Tuesday, December 16, 2008

What Is So Bad About Tunnels?

In the current system, we use Tunnels to help connectivity in constrained environments.  Specifically, we want a ring that has no broken connections and so we use Tunnels to ammeliorate that.  There are two issues with Tunnels that I have been poking me.  A)  Connections support only a single Edge, so once we select an Edge type, we are stuck with it, regardless of how well it performs.  Tunnels allow us to add Tunneling proxies, if a Tunnel occurs due to slow NAT traversal, we are stuck with it and this case has been observed!  B)  Tunnels require the routing logic to be duplicated inside of them.  Now granted, the original design of Tunnels couldn't really have an optimized routing algorithm, but as we add more features like proximity routing, it is unenjoyable to maintain two sets of code.  Especially one that is more difficult to properly test!

How to deal with A).  Let's make X attempt to form direct edges if a Tunnel exists, if we are so lucky to create one, we'll replace the TunnelEdge in the Connection with a non-TunnelEdge.  So we need to define who X should be.  Another possibility is to let the Tunnel become a wrapper for a direct edge.  This way the TunnelEdge[Listener] is responsible for a obtaining that direct connection.

B) is a little trickier, but I think the best approach is to strip from the Tunnel a list of edges to send on and just use standard routing to pass the message to the remote end point.  This would be particularly useful if we knew all of our neighbors' neighbors.  In fact, we could remove all of the sync in a Tunnel if we had this information.  This just requires some leg work.

I reckon, once A and B are handled, using Tunnels for wide area communication won't be such an issue any more.

Tuesday, December 9, 2008

A Few Things To Ponder Regarding Future Networks

Why do so many in P2P and academics think that IPv6 will be the end of NATs and all to all connectivity will be restored?  I think there a few fallacies with these comments.  First and most importantly the purpose of most firewalls and NATs in businesses and education right now is to provide isolation so that all traffic must pass through a single entry point, be filtered, and then finally delivered.  A good firewall should prevent a user from sending an incoming packet into a firewalled network until a machine inside that firewall has established a need for that connection.  Given all the arguments for openness, how does this model work in the future?  Are admins to leave all ports to internal machines open?  Should there be a communication mechanism between the firewall and the users machine informing him that someone wants to communicate with him on such and such a port.  If we make things more complicated, the lay user will be caught up in the storm.  If listening to those not in this field about their difficulties has taught me one thing, its that things are not simple enough.  Obviously there should be room for those who want to tweak things themselves, but adding complexity at the users' end will not make things easier.  Since IPv6 has already been well defined, there needs to be some way to guarantee integrity between two points in a network and the only way to do that over the entire Internet is through the user of overlays.  The overlay needs to have support for users who only want to make outgoing connections, the ability to find faults in the underlying network and route packets around it, the overlay needs to be self-organizing, the overlay could even potentially be used to handle traffic control such that optimal paths for latency and bandwidth are taken rather than static routes.
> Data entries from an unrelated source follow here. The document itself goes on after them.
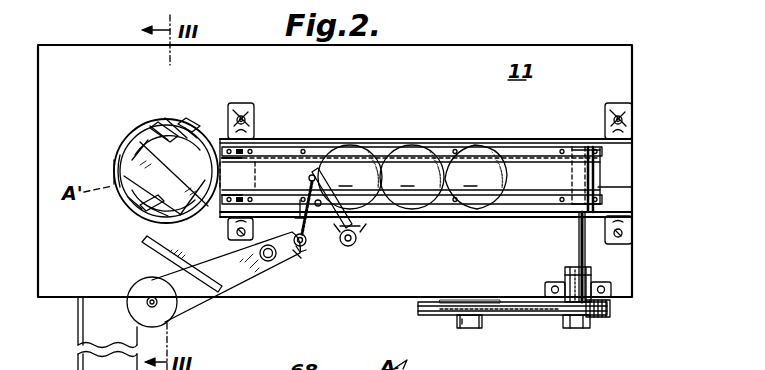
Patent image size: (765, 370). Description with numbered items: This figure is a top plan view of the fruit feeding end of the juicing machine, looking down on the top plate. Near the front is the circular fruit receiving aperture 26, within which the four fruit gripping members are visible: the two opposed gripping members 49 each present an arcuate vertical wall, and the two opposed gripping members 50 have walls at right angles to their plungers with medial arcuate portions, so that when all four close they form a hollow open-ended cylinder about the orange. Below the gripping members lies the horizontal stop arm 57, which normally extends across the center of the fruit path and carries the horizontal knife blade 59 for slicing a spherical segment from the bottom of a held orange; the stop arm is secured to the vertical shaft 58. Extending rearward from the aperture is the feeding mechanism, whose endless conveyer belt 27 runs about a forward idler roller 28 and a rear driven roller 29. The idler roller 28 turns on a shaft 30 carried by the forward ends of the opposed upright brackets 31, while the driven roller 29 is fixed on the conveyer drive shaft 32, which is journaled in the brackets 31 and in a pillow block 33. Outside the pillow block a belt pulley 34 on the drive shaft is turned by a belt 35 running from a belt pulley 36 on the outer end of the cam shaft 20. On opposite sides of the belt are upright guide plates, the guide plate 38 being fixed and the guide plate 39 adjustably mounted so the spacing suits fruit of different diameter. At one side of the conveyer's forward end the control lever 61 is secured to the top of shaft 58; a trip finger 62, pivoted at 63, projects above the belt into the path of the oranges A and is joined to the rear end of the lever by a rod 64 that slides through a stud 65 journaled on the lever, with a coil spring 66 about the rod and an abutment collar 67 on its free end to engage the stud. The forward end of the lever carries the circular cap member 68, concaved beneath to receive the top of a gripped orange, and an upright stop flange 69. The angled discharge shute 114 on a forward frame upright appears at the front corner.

The cam shaft 20 is at (475, 320).
The fruit receiving aperture 26 is at (114, 165).
The conveyer belt 27 is at (544, 188).
The idler roller 28 is at (250, 164).
The driven roller 29 is at (632, 187).
The shaft 30 is at (252, 154).
The brackets 31 is at (534, 150).
The conveyer drive shaft 32 is at (580, 249).
The pillow block 33 is at (570, 286).
The belt pulley 34 is at (604, 316).
The belt 35 is at (530, 314).
The belt pulley 36 is at (436, 314).
The guide plate 38 is at (430, 210).
The guide plate 39 is at (401, 139).
The gripping members 49 is at (186, 130).
The gripping members 50 is at (150, 130).
The stop arm 57 is at (180, 186).
The vertical shaft 58 is at (268, 258).
The knife blade 59 is at (148, 200).
The control lever 61 is at (232, 282).
The trip finger 62 is at (310, 178).
The pivot 63 is at (352, 244).
The rod 64 is at (294, 256).
The stud 65 is at (306, 244).
The coil spring 66 is at (304, 224).
The abutment collar 67 is at (304, 254).
The cap member 68 is at (170, 314).
The stop flange 69 is at (162, 256).
The shute 114 is at (90, 322).
The oranges A is at (412, 177).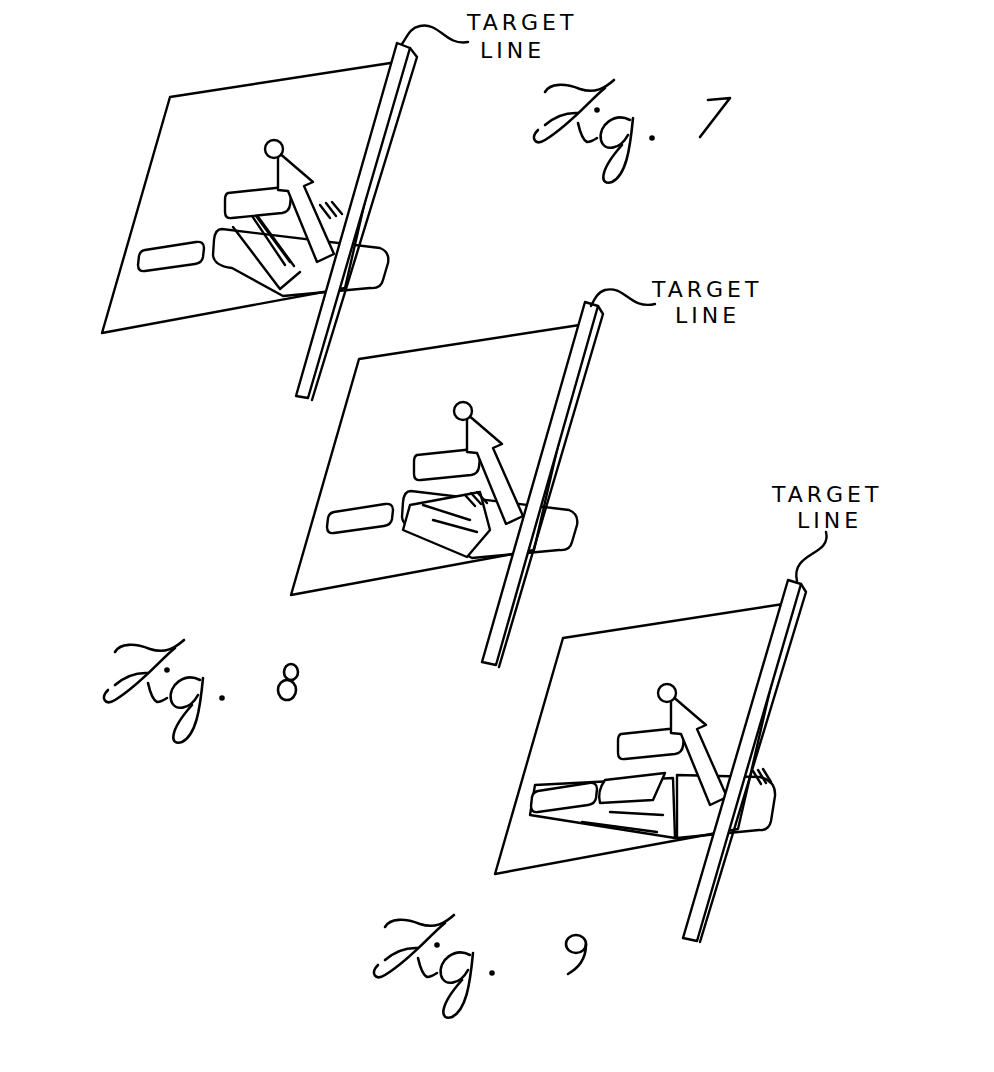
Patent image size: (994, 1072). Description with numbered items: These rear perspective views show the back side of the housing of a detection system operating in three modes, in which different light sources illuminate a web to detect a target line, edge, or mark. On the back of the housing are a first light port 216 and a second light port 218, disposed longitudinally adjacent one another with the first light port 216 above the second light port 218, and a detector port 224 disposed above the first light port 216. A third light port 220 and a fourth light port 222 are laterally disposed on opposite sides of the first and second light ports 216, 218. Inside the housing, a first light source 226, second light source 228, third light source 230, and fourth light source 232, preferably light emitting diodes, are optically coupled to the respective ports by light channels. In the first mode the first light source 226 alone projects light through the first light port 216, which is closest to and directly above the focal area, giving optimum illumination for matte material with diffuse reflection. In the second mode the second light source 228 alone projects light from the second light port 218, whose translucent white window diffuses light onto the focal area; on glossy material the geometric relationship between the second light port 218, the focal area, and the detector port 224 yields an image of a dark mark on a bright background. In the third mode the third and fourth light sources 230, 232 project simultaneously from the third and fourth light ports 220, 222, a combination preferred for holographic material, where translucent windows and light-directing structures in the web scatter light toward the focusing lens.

In FIG. 7, the first light port 216 is at (228, 163).
In FIG. 8, the first light port 216 is at (421, 425).
In FIG. 9, the first light port 216 is at (625, 704).
In FIG. 7, the first light source 226 is at (250, 193).
In FIG. 8, the first light source 226 is at (437, 454).
In FIG. 9, the first light source 226 is at (637, 734).
In FIG. 7, the second light port 218 is at (269, 297).
In FIG. 8, the second light port 218 is at (465, 577).
In FIG. 9, the second light port 218 is at (594, 781).
In FIG. 7, the second light source 228 is at (215, 262).
In FIG. 8, the second light source 228 is at (400, 522).
In FIG. 9, the second light source 228 is at (610, 785).
In FIG. 7, the third light port 220 is at (415, 197).
In FIG. 8, the third light port 220 is at (578, 468).
In FIG. 9, the third light port 220 is at (821, 776).
In FIG. 7, the third light source 230 is at (350, 224).
In FIG. 8, the third light source 230 is at (557, 472).
In FIG. 9, the third light source 230 is at (755, 782).
In FIG. 7, the fourth light port 222 is at (119, 269).
In FIG. 8, the fourth light port 222 is at (296, 526).
In FIG. 9, the fourth light port 222 is at (478, 829).
In FIG. 7, the fourth light source 232 is at (153, 260).
In FIG. 8, the fourth light source 232 is at (333, 520).
In FIG. 9, the fourth light source 232 is at (515, 845).
In FIG. 7, the detector port 224 is at (276, 139).
In FIG. 8, the detector port 224 is at (464, 404).
In FIG. 9, the detector port 224 is at (666, 686).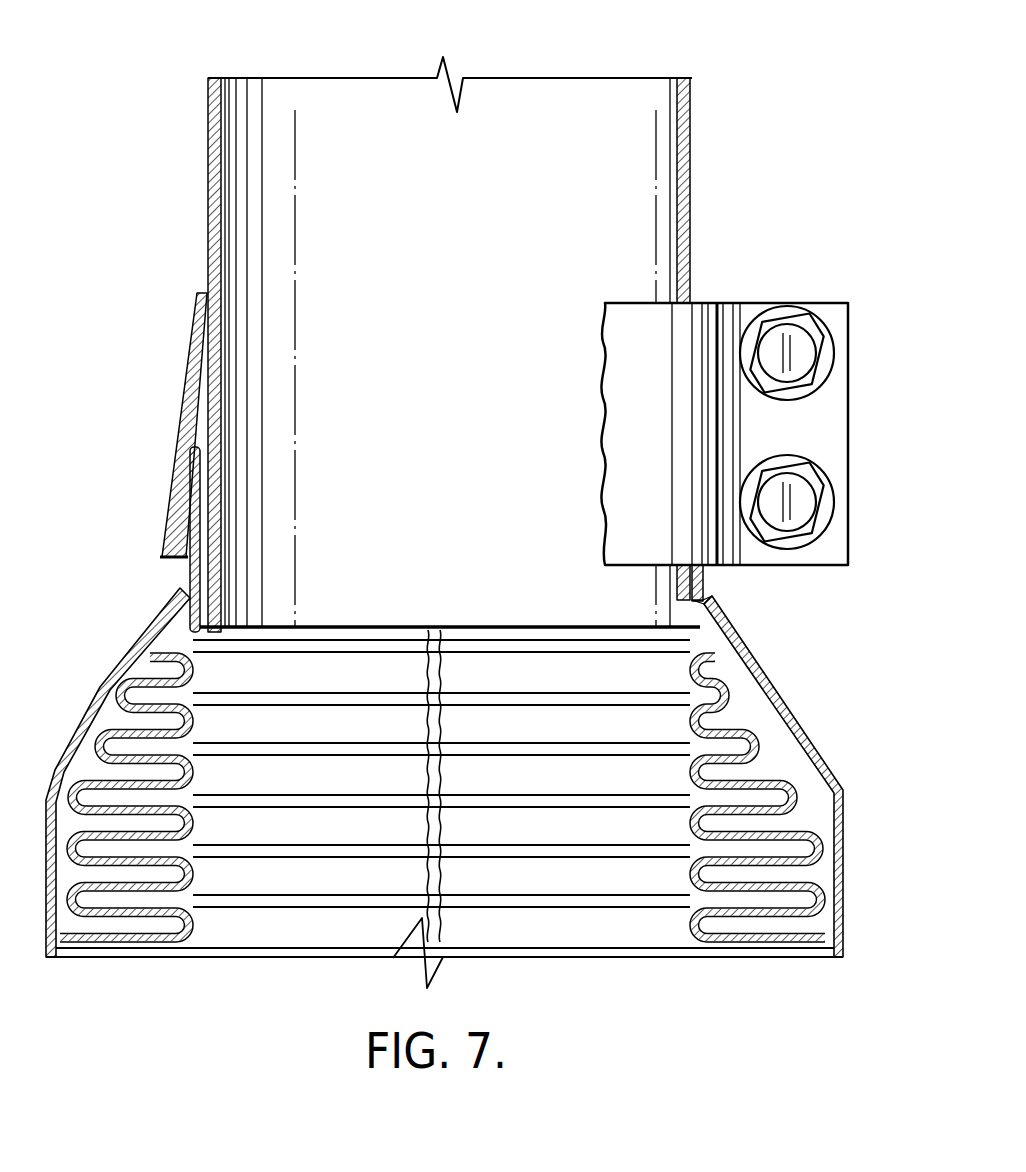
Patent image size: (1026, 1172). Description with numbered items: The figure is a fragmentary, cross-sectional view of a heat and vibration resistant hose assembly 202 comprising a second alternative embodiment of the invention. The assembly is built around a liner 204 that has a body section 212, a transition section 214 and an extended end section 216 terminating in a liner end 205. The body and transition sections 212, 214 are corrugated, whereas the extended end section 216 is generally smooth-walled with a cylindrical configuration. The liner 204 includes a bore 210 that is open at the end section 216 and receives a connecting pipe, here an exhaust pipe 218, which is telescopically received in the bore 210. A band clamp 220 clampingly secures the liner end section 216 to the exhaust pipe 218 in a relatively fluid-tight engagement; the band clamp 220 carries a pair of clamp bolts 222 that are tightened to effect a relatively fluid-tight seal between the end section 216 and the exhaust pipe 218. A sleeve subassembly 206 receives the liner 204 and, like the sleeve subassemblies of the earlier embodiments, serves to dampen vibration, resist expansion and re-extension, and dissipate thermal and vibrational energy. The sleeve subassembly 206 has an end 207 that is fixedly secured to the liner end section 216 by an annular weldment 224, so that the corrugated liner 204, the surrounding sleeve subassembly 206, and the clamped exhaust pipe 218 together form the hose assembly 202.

The heat and vibration resistant hose assembly 202 is at (180, 120).
The liner 204 is at (821, 965).
The liner end 205 is at (185, 423).
The sleeve subassembly 206 is at (44, 959).
The end 207 is at (712, 600).
The bore 210 is at (195, 815).
The body section 212 is at (195, 925).
The transition section 214 is at (200, 666).
The extended end section 216 is at (222, 541).
The exhaust pipe 218 is at (692, 78).
The band clamp 220 is at (850, 303).
The clamp bolts 222 is at (790, 462).
The annular weldment 224 is at (178, 596).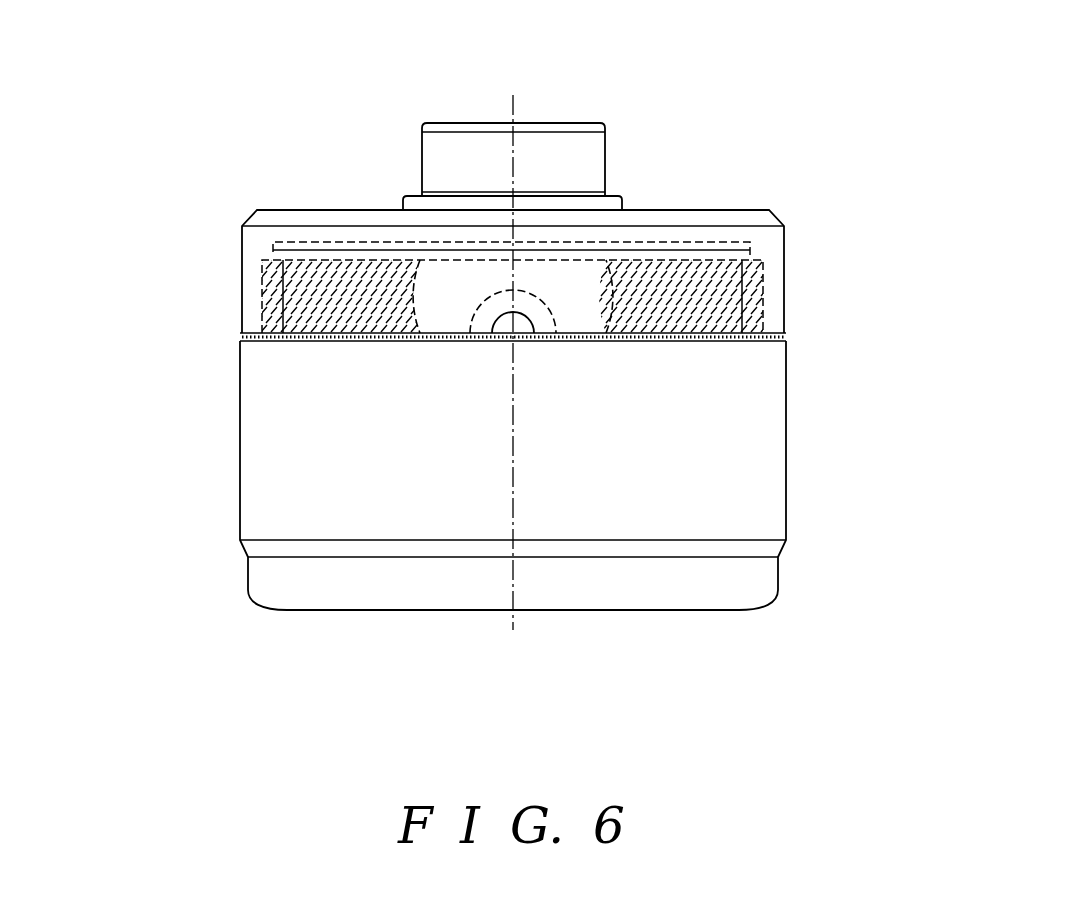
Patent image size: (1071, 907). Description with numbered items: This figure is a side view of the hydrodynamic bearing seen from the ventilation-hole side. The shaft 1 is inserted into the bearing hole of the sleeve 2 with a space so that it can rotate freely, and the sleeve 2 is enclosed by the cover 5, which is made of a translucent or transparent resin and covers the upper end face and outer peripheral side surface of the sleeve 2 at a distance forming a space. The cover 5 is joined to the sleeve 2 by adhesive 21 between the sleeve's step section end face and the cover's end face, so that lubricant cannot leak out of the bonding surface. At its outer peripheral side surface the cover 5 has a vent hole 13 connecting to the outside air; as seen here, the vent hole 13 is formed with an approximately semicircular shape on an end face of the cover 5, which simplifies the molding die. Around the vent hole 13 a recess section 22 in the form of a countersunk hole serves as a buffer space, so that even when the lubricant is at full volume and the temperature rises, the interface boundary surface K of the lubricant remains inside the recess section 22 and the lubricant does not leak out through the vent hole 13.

The shaft 1 is at (448, 157).
The sleeve 2 is at (282, 448).
The cover 5 is at (763, 238).
The vent hole 13 is at (516, 326).
The adhesive 21 is at (237, 335).
The recess section 22 is at (525, 307).
The interface boundary surface K is at (410, 300).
I am not all knowing, but I am certainly smart enough to realize that the solution to P2P and distributed computing will not be IPv6.  It may help to some degree.  The bottom line, however, is that we need to develop techniques that protect the user as much as possible while still proving the richest content.

The idea that if we send a message to our router, letting him know, hey we want to connect to so and so, let his messages through, has a nice ring to it.  Will routers support it?  That I do not know, but that only solves the problem of end to end connectivity in non-faulty systems.  There is still the issue of faulty areas in the network and non-optimal routes.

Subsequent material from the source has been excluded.